Breath of life: A simple inhaler could cut postpartum hemorrhage deaths

Melbourne’s Monash University has commenced a Phase 1 clinical trial to test a novel inhaled powder designed to prevent postpartum hemorrhage, a serious complication of childbirth that causes tens of thousands of deaths worldwide.

Postpartum hemorrhage (PPH) or excessive bleeding after birth affects around 14 million women annually, resulting in about 70,000 deaths globally. PPH particularly affects women in low- and middle-income countries.

The Inhaled Oxytocin Project was started to develop an inhalable form of the hormone oxytocin, especially to prevent PPH-related deaths in poorer countries. Oxytocin prevents excessive bleeding after childbirth by helping the uterus contract. Currently, it’s given to the mother during or immediately after birth by injection into a vein or muscle.
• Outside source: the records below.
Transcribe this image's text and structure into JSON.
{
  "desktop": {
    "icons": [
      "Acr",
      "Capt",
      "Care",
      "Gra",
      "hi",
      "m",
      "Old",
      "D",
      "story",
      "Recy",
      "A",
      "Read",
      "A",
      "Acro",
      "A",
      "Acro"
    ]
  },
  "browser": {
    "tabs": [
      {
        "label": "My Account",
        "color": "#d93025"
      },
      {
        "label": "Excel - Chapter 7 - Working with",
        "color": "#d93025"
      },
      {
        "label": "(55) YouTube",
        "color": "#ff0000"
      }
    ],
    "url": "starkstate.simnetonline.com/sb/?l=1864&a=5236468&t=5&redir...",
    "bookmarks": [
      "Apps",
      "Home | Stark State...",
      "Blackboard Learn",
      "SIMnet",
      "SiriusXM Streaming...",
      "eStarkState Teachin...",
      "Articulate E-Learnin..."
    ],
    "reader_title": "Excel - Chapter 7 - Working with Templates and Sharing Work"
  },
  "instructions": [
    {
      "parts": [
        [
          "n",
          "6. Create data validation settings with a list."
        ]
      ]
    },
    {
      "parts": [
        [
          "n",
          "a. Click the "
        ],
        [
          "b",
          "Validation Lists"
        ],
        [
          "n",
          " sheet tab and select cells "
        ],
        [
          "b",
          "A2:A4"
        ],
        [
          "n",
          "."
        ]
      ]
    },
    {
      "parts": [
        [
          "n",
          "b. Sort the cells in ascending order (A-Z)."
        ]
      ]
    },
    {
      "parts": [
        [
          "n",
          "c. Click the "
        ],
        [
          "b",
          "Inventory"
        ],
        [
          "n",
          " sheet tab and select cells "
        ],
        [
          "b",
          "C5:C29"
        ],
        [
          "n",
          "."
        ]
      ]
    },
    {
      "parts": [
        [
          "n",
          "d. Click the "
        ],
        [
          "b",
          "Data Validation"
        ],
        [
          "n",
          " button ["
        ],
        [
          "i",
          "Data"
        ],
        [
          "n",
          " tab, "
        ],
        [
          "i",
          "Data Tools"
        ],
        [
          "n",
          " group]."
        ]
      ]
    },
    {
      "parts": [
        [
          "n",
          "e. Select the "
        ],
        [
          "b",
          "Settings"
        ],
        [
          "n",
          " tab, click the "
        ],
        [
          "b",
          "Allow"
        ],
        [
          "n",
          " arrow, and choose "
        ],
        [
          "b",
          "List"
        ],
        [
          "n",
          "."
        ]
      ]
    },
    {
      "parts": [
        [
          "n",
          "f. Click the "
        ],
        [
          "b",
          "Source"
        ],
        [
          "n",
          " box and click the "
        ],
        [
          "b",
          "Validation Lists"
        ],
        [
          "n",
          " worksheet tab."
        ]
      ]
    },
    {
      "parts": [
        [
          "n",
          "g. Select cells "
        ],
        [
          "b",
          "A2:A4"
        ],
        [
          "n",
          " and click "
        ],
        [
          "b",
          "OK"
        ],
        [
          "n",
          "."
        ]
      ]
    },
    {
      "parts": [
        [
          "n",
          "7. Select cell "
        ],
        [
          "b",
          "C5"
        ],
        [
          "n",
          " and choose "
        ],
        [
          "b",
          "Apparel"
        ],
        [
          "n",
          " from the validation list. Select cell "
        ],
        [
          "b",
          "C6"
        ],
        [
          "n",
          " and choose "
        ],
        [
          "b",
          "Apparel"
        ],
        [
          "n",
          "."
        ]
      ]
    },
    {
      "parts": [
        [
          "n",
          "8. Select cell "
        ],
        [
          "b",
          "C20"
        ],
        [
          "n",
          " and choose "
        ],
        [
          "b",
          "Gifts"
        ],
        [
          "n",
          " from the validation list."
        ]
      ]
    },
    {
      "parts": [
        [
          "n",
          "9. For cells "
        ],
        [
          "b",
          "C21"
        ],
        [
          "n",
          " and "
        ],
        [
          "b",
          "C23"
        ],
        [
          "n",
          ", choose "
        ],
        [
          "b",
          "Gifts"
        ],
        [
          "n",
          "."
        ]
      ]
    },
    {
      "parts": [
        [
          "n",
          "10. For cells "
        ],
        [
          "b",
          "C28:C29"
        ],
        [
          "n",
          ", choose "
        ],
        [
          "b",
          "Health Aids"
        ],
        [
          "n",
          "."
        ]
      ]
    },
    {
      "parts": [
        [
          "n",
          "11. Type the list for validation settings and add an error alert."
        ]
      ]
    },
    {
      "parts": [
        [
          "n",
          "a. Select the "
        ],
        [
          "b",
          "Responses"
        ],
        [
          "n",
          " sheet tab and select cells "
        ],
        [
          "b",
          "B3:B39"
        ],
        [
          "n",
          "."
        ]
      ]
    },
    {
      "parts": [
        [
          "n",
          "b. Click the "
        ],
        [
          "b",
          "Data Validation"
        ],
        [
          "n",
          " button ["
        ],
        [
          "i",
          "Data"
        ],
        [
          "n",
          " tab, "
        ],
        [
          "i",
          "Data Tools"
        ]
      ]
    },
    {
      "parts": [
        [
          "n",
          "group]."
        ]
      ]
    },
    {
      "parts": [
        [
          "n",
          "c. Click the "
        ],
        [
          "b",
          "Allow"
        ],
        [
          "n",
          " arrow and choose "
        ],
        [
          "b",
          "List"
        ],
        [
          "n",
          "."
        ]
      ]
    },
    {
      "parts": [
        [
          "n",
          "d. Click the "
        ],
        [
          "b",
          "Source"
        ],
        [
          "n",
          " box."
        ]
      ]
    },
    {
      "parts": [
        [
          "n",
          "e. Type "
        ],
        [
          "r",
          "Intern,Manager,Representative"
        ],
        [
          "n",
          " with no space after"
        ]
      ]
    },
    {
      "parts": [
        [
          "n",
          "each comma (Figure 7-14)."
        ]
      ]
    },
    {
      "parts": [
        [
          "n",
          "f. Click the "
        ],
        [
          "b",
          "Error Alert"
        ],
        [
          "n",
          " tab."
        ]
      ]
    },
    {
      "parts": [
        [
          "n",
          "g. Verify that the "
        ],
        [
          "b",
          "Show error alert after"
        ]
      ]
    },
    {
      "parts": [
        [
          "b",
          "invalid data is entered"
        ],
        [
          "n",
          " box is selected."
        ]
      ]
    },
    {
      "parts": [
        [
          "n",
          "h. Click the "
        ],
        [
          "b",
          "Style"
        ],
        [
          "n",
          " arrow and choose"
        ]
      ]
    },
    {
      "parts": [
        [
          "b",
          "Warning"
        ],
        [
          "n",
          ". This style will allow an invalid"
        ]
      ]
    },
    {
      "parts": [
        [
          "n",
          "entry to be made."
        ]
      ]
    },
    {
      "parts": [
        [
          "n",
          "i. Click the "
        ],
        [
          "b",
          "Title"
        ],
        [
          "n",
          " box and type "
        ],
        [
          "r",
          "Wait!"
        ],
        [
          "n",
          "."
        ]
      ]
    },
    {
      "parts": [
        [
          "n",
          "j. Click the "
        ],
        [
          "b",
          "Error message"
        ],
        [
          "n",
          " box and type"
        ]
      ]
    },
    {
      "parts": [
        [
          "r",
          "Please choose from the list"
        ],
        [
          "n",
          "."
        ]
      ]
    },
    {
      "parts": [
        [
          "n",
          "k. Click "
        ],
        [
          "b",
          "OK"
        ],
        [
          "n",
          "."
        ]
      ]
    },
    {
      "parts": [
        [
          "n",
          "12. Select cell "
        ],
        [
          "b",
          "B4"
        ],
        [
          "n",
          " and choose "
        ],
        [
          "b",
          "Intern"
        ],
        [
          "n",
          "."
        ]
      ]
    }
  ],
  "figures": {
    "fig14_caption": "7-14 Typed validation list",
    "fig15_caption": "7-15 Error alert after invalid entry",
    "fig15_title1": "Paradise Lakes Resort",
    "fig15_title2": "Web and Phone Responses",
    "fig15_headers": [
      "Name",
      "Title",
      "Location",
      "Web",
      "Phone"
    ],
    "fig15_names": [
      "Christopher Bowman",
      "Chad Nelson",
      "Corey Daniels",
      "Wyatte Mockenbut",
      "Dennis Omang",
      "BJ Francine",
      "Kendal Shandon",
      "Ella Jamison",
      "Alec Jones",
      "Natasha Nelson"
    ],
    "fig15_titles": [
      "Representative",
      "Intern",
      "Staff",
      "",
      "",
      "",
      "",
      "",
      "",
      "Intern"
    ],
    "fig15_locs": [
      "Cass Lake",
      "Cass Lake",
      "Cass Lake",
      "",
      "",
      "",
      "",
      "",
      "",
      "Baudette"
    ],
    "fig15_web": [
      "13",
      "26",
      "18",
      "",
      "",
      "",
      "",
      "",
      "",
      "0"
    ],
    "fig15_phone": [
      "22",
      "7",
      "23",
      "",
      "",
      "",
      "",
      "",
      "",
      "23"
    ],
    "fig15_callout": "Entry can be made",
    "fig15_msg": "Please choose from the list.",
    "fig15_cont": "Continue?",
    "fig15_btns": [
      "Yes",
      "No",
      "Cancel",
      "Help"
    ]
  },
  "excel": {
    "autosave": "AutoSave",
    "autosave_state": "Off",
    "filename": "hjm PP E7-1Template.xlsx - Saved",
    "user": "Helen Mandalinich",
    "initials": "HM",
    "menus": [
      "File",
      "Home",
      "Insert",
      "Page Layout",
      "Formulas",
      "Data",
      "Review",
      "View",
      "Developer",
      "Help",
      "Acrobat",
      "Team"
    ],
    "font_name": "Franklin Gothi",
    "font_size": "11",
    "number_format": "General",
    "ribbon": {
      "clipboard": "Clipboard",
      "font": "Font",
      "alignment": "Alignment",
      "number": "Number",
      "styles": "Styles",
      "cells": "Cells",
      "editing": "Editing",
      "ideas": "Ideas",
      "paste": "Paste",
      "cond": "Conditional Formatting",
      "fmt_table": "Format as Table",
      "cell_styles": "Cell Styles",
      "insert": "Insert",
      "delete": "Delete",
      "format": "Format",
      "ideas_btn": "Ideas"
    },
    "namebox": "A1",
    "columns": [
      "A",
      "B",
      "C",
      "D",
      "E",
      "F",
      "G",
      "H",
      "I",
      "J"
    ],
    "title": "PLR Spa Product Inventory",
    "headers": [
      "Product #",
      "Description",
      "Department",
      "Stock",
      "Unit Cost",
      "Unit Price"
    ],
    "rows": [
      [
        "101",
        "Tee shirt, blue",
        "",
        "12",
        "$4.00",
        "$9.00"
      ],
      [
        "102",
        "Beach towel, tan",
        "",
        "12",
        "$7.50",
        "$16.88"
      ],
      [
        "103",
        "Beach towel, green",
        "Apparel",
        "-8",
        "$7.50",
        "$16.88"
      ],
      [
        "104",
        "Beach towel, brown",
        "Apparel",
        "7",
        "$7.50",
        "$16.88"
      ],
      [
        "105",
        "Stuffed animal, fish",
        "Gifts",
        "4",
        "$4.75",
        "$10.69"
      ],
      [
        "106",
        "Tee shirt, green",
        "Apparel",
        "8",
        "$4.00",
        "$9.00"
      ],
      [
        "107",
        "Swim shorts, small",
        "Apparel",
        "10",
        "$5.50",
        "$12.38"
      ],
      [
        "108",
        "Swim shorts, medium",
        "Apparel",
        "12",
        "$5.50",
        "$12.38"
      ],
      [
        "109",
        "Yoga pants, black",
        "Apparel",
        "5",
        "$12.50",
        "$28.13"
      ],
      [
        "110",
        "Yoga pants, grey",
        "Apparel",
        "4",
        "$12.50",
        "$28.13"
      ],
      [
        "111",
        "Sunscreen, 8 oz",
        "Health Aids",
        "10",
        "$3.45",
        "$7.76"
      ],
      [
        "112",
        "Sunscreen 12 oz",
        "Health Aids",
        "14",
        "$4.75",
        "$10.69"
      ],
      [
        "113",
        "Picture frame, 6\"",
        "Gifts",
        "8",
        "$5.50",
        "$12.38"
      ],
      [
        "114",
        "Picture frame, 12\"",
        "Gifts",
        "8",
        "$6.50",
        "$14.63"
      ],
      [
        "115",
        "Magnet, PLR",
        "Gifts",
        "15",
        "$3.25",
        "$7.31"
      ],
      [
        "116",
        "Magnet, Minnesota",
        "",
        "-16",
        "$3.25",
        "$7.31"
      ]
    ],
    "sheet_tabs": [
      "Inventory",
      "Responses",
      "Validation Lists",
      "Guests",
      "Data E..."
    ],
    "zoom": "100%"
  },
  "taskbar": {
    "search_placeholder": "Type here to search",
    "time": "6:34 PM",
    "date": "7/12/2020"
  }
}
If the bleeding can’t be controlled, urgent surgery is often required, which can lead to fertility problems.

In contrast to the current treatment method, Monash University researchers’ new, inhalable oxytocin powder doesn’t require refrigeration, is non-invasive, simple to use, and affordable.

“Our focus is on developing a product that will play a vital role in addressing the unacceptably high number of preventable PPH-related deaths in low- and middle-income countries,” said Michelle McIntosh, who is the leading force behind the Inhaled Oxytocin Project.

In 2020, Monash University signed an agreement with the Swedish-based company Iconovo to develop an inhaler, called the ICOone, for use with their oxytocin powder.

The current clinical trial will test the novel treatment on volunteers to assess how it performs compared to the current method of administering oxytocin by injection.

“In this trial, we’ll be testing inhaled oxytocin in 16 healthy volunteers to assess the performance of the product and, hopefully, accelerate the project towards commercialization of manufacturing activities and late-stage clinical development,” McIntosh said.

The researchers hope that, if the results of the clinical trial demonstrate the effectiveness of their novel oxytocin delivery system, it can be delivered to countries where it’s needed most.